Publisher: Springer Science & Business Media

Release Date: 2013-03-19


DOWNLOAD





Exploiting the old maxim that "a picture is worth a thousand words," scientific visualization may be defined as the transformation of numerical scientific data into informative graphical displays. It introduces a nonverbal model into subdisciplines that hitherto employed mostly or only mathematical or verbal-conceptual models. The focus of this monograph is on how scientific visualization can help revolutionize the manner in which the tendencies for (dis)similar numerical values to cluster together in location on a map are explored and analyzed, affording spatial data analyses that are better understood, presented, and used. In doing so, the concept known as spatial autocorrelation - which characterizes these tendencies and is one of the key features of georeferenced data, or data tagged to the earth's surface - is further de-mystified. This self-correlation arises from relative locations in geographic space.

Spatial Autocorrelation


Spatial Autocorrelation

Author: Michael F. Goodchild

language: en

Publisher:

Release Date: 1986


DOWNLOAD





Spatial Econometrics using Microdata


Spatial Econometrics using Microdata

Author: Jean Dubé

language: en

Publisher: John Wiley & Sons

Release Date: 2014-11-10


DOWNLOAD





This book provides an introduction to spatial analyses concerning disaggregated (or micro) spatial data. Particular emphasis is put on spatial data compilation and the structuring of the connections between the observations.
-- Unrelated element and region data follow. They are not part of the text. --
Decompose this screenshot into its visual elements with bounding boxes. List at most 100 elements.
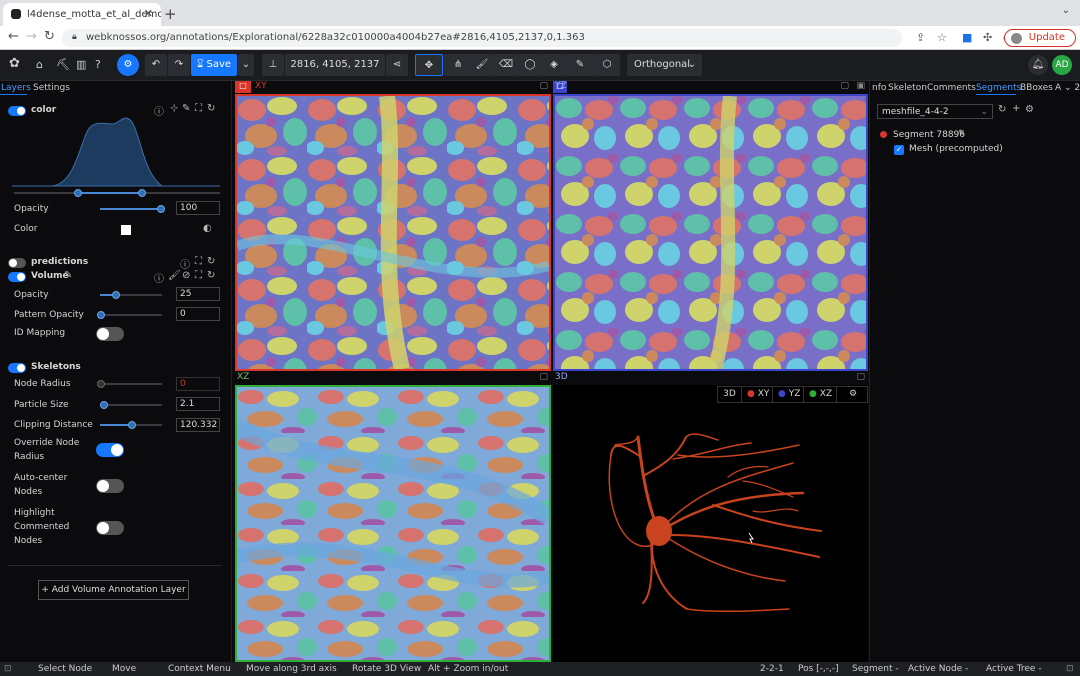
viewport-3d[interactable]: 3D ● XY ● YZ ● XZ ⚙ <box>553 385 868 662</box>
tab-bboxes[interactable]: BBoxes <box>1020 83 1053 93</box>
maximize-icon[interactable]: ▢ <box>539 81 548 91</box>
color-opacity-slider[interactable] <box>100 205 165 213</box>
highlight-commented-toggle[interactable] <box>96 521 124 535</box>
add-volume-layer-button[interactable]: + Add Volume Annotation Layer <box>38 580 189 600</box>
override-node-radius-toggle[interactable] <box>96 443 124 457</box>
mesh-file-select[interactable]: meshfile_4-4-2 ⌄ <box>877 104 993 119</box>
slider-knob[interactable] <box>112 291 120 299</box>
reload-icon[interactable]: ↻ <box>44 29 55 44</box>
lasso-tool-button[interactable]: ◯ <box>518 54 542 76</box>
reload-icon[interactable]: ↻ <box>207 103 215 114</box>
btn-3d-view[interactable]: 3D <box>718 387 742 402</box>
add-icon[interactable]: + <box>1012 103 1020 114</box>
eraser-tool-button[interactable]: ⌫ <box>494 54 518 76</box>
slider-knob[interactable] <box>97 311 105 319</box>
more-tabs-icon[interactable]: ⌄ 2 <box>1064 83 1080 93</box>
volume-toggle[interactable] <box>8 272 26 282</box>
fit-bounds-icon[interactable]: ⛶ <box>195 103 202 114</box>
histogram-range-slider[interactable] <box>14 189 220 197</box>
btn-yz-plane[interactable]: ● YZ <box>774 387 804 402</box>
slider-knob[interactable] <box>157 205 165 213</box>
viewport-xy[interactable] <box>235 94 551 371</box>
color-swatch[interactable] <box>121 225 131 235</box>
position-input[interactable]: 2816, 4105, 2137 <box>285 54 385 76</box>
help-icon[interactable]: ? <box>95 58 101 71</box>
clipping-distance-input[interactable]: 120.332 <box>176 418 220 432</box>
disable-icon[interactable]: ⊘ <box>182 270 190 281</box>
skeletons-toggle[interactable] <box>8 363 26 373</box>
settings-gear-button[interactable]: ⚙ <box>117 54 139 76</box>
tab-list-icon[interactable]: ⌄ <box>1062 5 1070 16</box>
histogram-chart[interactable] <box>12 114 220 194</box>
share-position-button[interactable]: ⋖ <box>386 54 408 76</box>
info-icon[interactable]: ⓘ <box>180 256 190 271</box>
edit-icon[interactable]: ✎ <box>182 103 190 114</box>
maximize-icon[interactable]: ▢ <box>539 372 548 382</box>
node-radius-slider[interactable] <box>97 380 162 388</box>
share-icon[interactable]: ⇪ <box>916 31 925 44</box>
invert-color-icon[interactable]: ◐ <box>203 223 212 234</box>
tab-segments[interactable]: Segments <box>976 83 1021 93</box>
btn-xz-plane[interactable]: ● XZ <box>805 387 837 402</box>
mesh-checkbox[interactable]: ✓ <box>894 145 904 155</box>
move-tool-button[interactable]: ✥ <box>415 54 443 76</box>
info-icon[interactable]: ⓘ <box>154 270 164 285</box>
particle-size-input[interactable]: 2.1 <box>176 397 220 411</box>
viewport-yz[interactable] <box>553 94 868 371</box>
back-icon[interactable]: ← <box>8 29 19 44</box>
brush-tool-button[interactable]: 🖌︎ <box>470 54 494 76</box>
collapse-right-icon[interactable]: ⊡ <box>1066 664 1074 674</box>
reload-icon[interactable]: ↻ <box>207 256 215 267</box>
range-knob-left[interactable] <box>74 189 82 197</box>
pattern-opacity-slider[interactable] <box>97 311 162 319</box>
clipping-distance-slider[interactable] <box>100 421 162 429</box>
slider-knob[interactable] <box>100 401 108 409</box>
range-knob-right[interactable] <box>138 189 146 197</box>
star-icon[interactable]: ☆ <box>937 31 947 44</box>
reload-icon[interactable]: ↻ <box>207 270 215 281</box>
pattern-opacity-input[interactable]: 0 <box>176 307 220 321</box>
pin-position-button[interactable]: ⊥ <box>262 54 284 76</box>
puzzle-icon[interactable]: ✣ <box>983 31 992 44</box>
webknossos-logo-icon[interactable]: ✿ <box>9 56 20 71</box>
auto-center-toggle[interactable] <box>96 479 124 493</box>
btn-xy-plane[interactable]: ● XY <box>743 387 773 402</box>
tab-layers[interactable]: Layers <box>1 83 31 93</box>
slider-knob[interactable] <box>97 380 105 388</box>
3d-settings-gear-icon[interactable]: ⚙ <box>838 387 868 402</box>
viewport-xz[interactable] <box>235 385 551 662</box>
fit-bounds-icon[interactable]: ⛶ <box>195 270 202 281</box>
tasks-icon[interactable]: ⛏ <box>56 58 70 71</box>
maximize-icon[interactable]: ▢ <box>840 81 849 91</box>
home-icon[interactable]: ⌂ <box>36 58 43 71</box>
predictions-toggle[interactable] <box>8 258 26 268</box>
view-mode-select[interactable]: Orthogonal ⌄ <box>627 54 702 76</box>
user-avatar[interactable]: AD <box>1052 55 1072 75</box>
brush-icon[interactable]: 🖌︎ <box>168 270 181 281</box>
id-mapping-toggle[interactable] <box>96 327 124 341</box>
collapse-left-icon[interactable]: ⊡ <box>4 664 12 674</box>
expand-panel-icon[interactable]: ▣ <box>856 81 865 91</box>
tab-comments[interactable]: Comments <box>927 83 976 93</box>
picker-tool-button[interactable]: ✎ <box>566 54 594 76</box>
node-radius-input[interactable]: 0 <box>176 377 220 391</box>
close-tab-icon[interactable]: ✕ <box>144 7 153 20</box>
extension-icon[interactable]: ■ <box>962 31 972 44</box>
save-button[interactable]: ⌛︎ Save <box>191 54 237 76</box>
new-tab-icon[interactable]: + <box>164 5 177 23</box>
url-field[interactable]: 🔒︎ webknossos.org/annotations/Exploratio… <box>62 29 902 47</box>
tab-settings[interactable]: Settings <box>33 83 70 93</box>
crosshair-icon[interactable]: ⊹ <box>170 103 178 114</box>
statistics-icon[interactable]: ▥ <box>76 58 86 71</box>
bounding-box-tool-button[interactable]: ⬡ <box>594 54 620 76</box>
settings-icon[interactable]: ⚙ <box>1025 104 1034 115</box>
fill-tool-button[interactable]: ◈ <box>542 54 566 76</box>
segment-name[interactable]: Segment 78896 <box>893 130 965 140</box>
undo-button[interactable]: ↶ <box>145 54 167 76</box>
refresh-icon[interactable]: ↻ <box>998 104 1006 115</box>
fit-bounds-icon[interactable]: ⛶ <box>195 256 202 267</box>
skeleton-tool-button[interactable]: ⋔ <box>444 54 472 76</box>
color-opacity-input[interactable]: 100 <box>176 201 220 215</box>
update-button[interactable]: Update <box>1003 29 1076 47</box>
volume-opacity-input[interactable]: 25 <box>176 287 220 301</box>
Descriptive analysis methods of spatial data are presented in order to identify and measure the spatial, global and local dependency. The authors then focus on autoregressive spatial models, to control the problem of spatial dependency between the residues of a basic linear statistical model, thereby contravening one of the basic hypotheses of the ordinary least squares approach. This book is a popularized reference for students looking to work with spatialized data, but who do not have the advanced statistical theoretical basics.